Son günlerdeki nükleer enerji tartışmalarına Sabancı Holding de katılarak nükleer enerji yatırımlarıyla ilgilendiklerini bildirdi. Holding’in CEO’su (Üst Yönetici) Ahmet Dördüncü bu işle ilgilenme sebeplerini “her şey insan içindir” sözüyle açıklıyor! Sabancı Holding CEO’su Ahmet Dördüncü’nün nükleer enerji konusunda yaptığı açıklamayla kapitalist sistemde şirketlerin yönelimlerini belirleyen şeyin artık “kâr güdüsü” değil de “her şey insan içindir” […]
Son günlerdeki nükleer enerji tartışmalarına Sabancı Holding de katılarak nükleer enerji yatırımlarıyla ilgilendiklerini bildirdi. Holding’in CEO’su (Üst Yönetici) Ahmet Dördüncü bu işle ilgilenme sebeplerini “her şey insan içindir” sözüyle açıklıyor!
Sabancı Holding CEO’su Ahmet Dördüncü’nün nükleer enerji konusunda yaptığı açıklamayla kapitalist sistemde şirketlerin yönelimlerini belirleyen şeyin artık “kâr güdüsü” değil de “her şey insan içindir” fikri olduğunu öğrenmiş olduk!
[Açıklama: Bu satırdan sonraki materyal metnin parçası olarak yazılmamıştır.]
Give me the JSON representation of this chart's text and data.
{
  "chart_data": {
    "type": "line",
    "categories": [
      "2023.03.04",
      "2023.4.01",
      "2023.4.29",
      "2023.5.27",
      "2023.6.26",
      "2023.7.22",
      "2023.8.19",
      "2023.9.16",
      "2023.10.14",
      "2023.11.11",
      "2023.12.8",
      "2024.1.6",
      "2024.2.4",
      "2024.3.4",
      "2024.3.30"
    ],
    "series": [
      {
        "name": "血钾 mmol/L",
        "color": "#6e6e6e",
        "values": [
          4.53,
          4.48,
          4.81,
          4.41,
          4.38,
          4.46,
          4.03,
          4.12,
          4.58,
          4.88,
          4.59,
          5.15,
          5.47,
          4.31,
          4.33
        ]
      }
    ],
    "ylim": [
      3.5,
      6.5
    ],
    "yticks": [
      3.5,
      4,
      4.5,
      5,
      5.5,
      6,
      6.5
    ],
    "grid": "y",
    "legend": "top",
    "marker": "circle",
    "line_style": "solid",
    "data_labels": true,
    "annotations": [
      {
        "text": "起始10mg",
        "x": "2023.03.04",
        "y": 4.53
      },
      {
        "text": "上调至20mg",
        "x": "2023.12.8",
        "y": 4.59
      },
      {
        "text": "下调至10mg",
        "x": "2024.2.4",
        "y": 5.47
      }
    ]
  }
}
Dördüncü yaptığı açıklamada şunları söyledi: “…Sabancı Holding olarak, nükleer enerji yatırımıyla ilgileniyoruz ve üzerinde çalışıyoruz. Biz iş mükemmeliyetini genlerinde taşıyan bir grup olarak böyle hassas bir konuyu gerekli şartlar oluşturulması şartıyla hakkıyla yerine getiririz. Herşey insan içindir…nükleer enerji yatırımlarımızda en önemli paydaşlarımız devlet, nükleer enerji konusunda en yüksek teknolojiye sahip uluslararası iş ortaklarımız ve toplumumuzun tüm kesimleri olacaktır.” “Altyapı, bir başka önem taşıyan konu. Ayrıca kamuoyunun ikna edilmesi konusunda devlete büyük iş düşüyor.”
Sabancı Holding Herkese Bir Rol Biçmiş
Ahmet Dördüncü’nün sözlerinden Sabancı Holding’in “her şey insan içindir” fikri temelinde değil de “kâr güdüsü” temelinde bir işbölümünü vakit kaybetmeden planladığı anlaşılıyor. İşbölümünde Sabancı Holding’in, uluslararası enerji tekellerinin, devlet aygıtının ve toplumun ayrı ayrı rolleri bulunuyor.
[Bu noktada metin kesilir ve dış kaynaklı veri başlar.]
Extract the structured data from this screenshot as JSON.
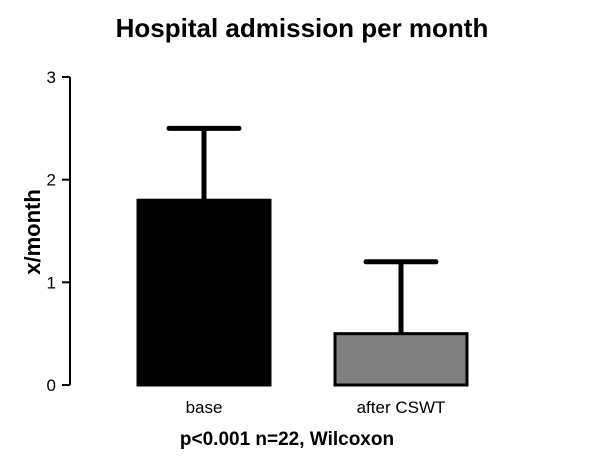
{
  "chart_data": {
    "type": "bar",
    "title": "Hospital admission per month",
    "ylabel": "x/month",
    "xlabel": "p<0.001 n=22, Wilcoxon",
    "categories": [
      "base",
      "after CSWT"
    ],
    "values": [
      1.8,
      0.5
    ],
    "error_upper": [
      2.5,
      1.2
    ],
    "ylim": [
      0,
      3
    ],
    "yticks": [
      "0",
      "1",
      "2",
      "3"
    ],
    "bar_colors": [
      "#000000",
      "#808080"
    ],
    "grid": false,
    "legend": "none"
  }
}
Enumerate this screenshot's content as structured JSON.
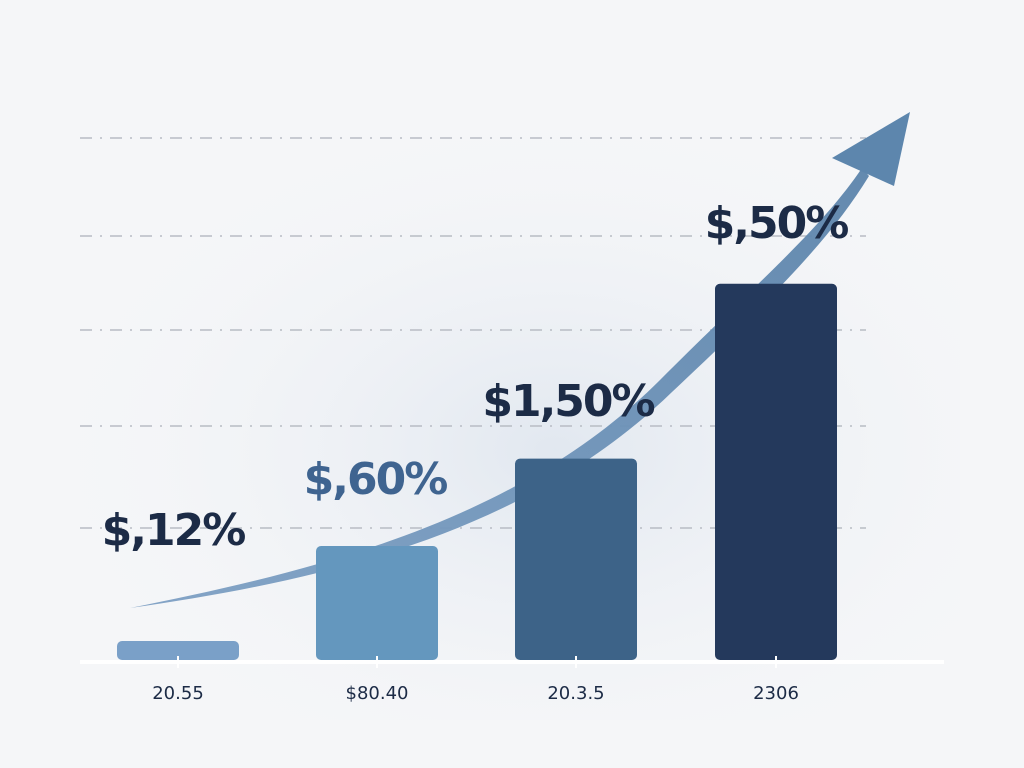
{
  "chart_data": {
    "type": "bar",
    "title": "",
    "xlabel": "",
    "ylabel": "",
    "categories": [
      "20.55",
      "$80.40",
      "20.3.5",
      "2306"
    ],
    "values": [
      5,
      30,
      53,
      99
    ],
    "ylim": [
      0,
      100
    ],
    "grid": true,
    "data_labels": [
      "$,12%",
      "$,60%",
      "$1,50%",
      "$,50%"
    ],
    "trend_arrow": "up",
    "colors": {
      "bars": [
        "#7aa0c8",
        "#6497be",
        "#3d6388",
        "#24395c"
      ],
      "labels": [
        "#1c2b46",
        "#3f6490",
        "#1c2b46",
        "#1c2b46"
      ],
      "arrow": "#5d86ad",
      "axis": "#ffffff",
      "grid": "#b8bcc4"
    }
  }
}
Bu işbölümünde devlete düşen rol:
– Toplumun temel ihtiyaçlarını karşılamak için kullanılması gereken kamusal kaynakların enerji tekellerinin ve yerli işbirlikçilerinin giderlerini azaltmak için nükleer enerji alt yapısının hazırlanmasında kullanılması.
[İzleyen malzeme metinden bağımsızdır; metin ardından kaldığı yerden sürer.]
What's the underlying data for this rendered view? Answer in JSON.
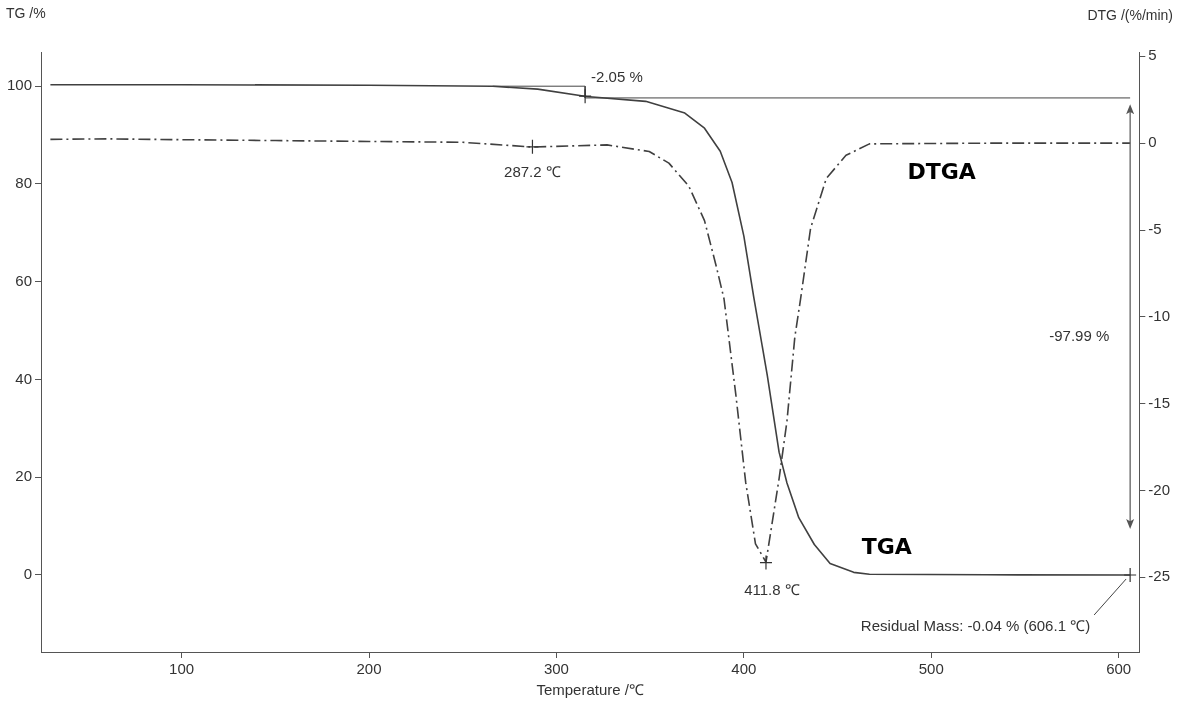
{
  "chart_data": {
    "type": "line",
    "xlabel": "Temperature /℃",
    "ylabel": "TG /%",
    "y2label": "DTG /(%/min)",
    "xlim": [
      25,
      611
    ],
    "xticks": [
      100,
      200,
      300,
      400,
      500,
      600
    ],
    "ylim": [
      -15.8,
      107
    ],
    "yticks": [
      0,
      20,
      40,
      60,
      80,
      100
    ],
    "y2lim": [
      -29.3,
      5.25
    ],
    "y2ticks": [
      -25,
      -20,
      -15,
      -10,
      -5,
      0,
      5
    ],
    "grid": false,
    "legend": false,
    "marker": "none",
    "series": [
      {
        "name": "TGA",
        "color": "#404040",
        "line_style": "solid",
        "x": [
          30,
          100,
          200,
          266,
          290,
          316,
          347.6,
          368.5,
          379,
          387.4,
          393.7,
          400,
          405.3,
          412.5,
          418.8,
          423,
          429.3,
          437.6,
          446,
          458.6,
          467,
          530,
          606.1
        ],
        "values": [
          100.3,
          100.3,
          100.2,
          100,
          99.4,
          97.9,
          96.9,
          94.5,
          91.4,
          86.7,
          80.3,
          69.3,
          56.8,
          40.8,
          25.1,
          18.8,
          11.7,
          6.2,
          2.3,
          0.5,
          0.1,
          0,
          -0.04
        ]
      },
      {
        "name": "DTGA",
        "color": "#404040",
        "line_style": "dashed",
        "axis": "y2",
        "x": [
          30,
          60,
          100,
          150,
          200,
          250,
          287.2,
          327,
          349.5,
          360,
          370.6,
          379,
          385.3,
          389.4,
          395.7,
          401,
          406.2,
          411.8,
          418.8,
          423,
          427.2,
          430.4,
          435.6,
          444,
          454.5,
          467,
          530,
          606.1
        ],
        "values": [
          0.22,
          0.25,
          0.2,
          0.15,
          0.1,
          0.05,
          -0.22,
          -0.1,
          -0.48,
          -1.15,
          -2.47,
          -4.46,
          -7.1,
          -8.96,
          -14.47,
          -19.55,
          -23.07,
          -24.13,
          -19.32,
          -16.0,
          -11.16,
          -8.87,
          -4.9,
          -2.03,
          -0.7,
          -0.04,
          0,
          0
        ]
      },
      {
        "type": "line",
        "color": "#444444",
        "line_style": "solid",
        "x": [
          266,
          315.3,
          315.3,
          606.1
        ],
        "values": [
          100,
          100,
          97.6,
          97.6
        ]
      }
    ],
    "annotations": [
      {
        "text": "-2.05 %",
        "x": 315.3,
        "y": 97.95
      },
      {
        "text": "287.2 ℃",
        "x": 287.2,
        "y": 87.6
      },
      {
        "text": "411.8 ℃",
        "x": 411.8,
        "y": 2.5
      },
      "-97.99 %",
      {
        "text": "Residual Mass: -0.04 % (606.1 ℃)",
        "x": 606.1,
        "y": -0.04
      }
    ]
  }
}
– Nükleer enerji üretimi sonucunda oluşacak atıklara ve çevreye verilecek zarara karşı yine kamusal kaynaklar kullanılarak önlem alınması.
– Kamuoyunun nükleer enerjinin topluma faydalı olacağı yalanına inandırılması.
– Enerjinin piyasalaştırılarak şirketler kâr alanı yaratmak konusunda bir adım daha atılması.
Uluslararası enerji tekellerine düşen rol:
– Nükleer enerji teknolojilerine dair sahip oldukları fikri mülkiyet, patent vs. gibi haklarından kaynaklı kazanacakları dolaylı, Türkiye’de inşa edilecek nükleer santrallere ortak olarak kazanacakları doğrudan paralar.
Sabancı Holding’e düşen rol:
– Enerji tekellerinin Türkiye’deki işbirlikçiliğini yaparak büyük pastadan kendisi için bir dilim almak.
– Hükümetle birlikte kamuoyunu nükleer enerjinin topluma faydalı olacağı ve nükleer enerjinin kullanılmasının zorunlu olduğu yalanına inandırma. Bunun için üniversitelerdeki adamlarına bilimsel “gerekçeler!” ürettirme.
Topluma düşen rol:
– Özel sektörün giderlerini azaltmak üzere devlet tarafından karşılanacak alt yapı vs. gibi giderleri verdiği vergilerle finanse etme.
– Olası bir nükleer felakette, felaketin maddi ve manevi yıkıntılarını karşılamaya hazırlanma.
Güneş Bize Yeter
Nükleer enerjiyi savunan şirketlerin, bu şirketlerin üniversitelerdeki adamlarının ve enerji tekellerinin “zorunlu, kaçınılmaz, tehlikesiz, ucuz” gibi iddialarına karşı nükleer karşıtı eylemlerdeki bir pankart dikkat çekiyor; “Güneş Bize Yeter.”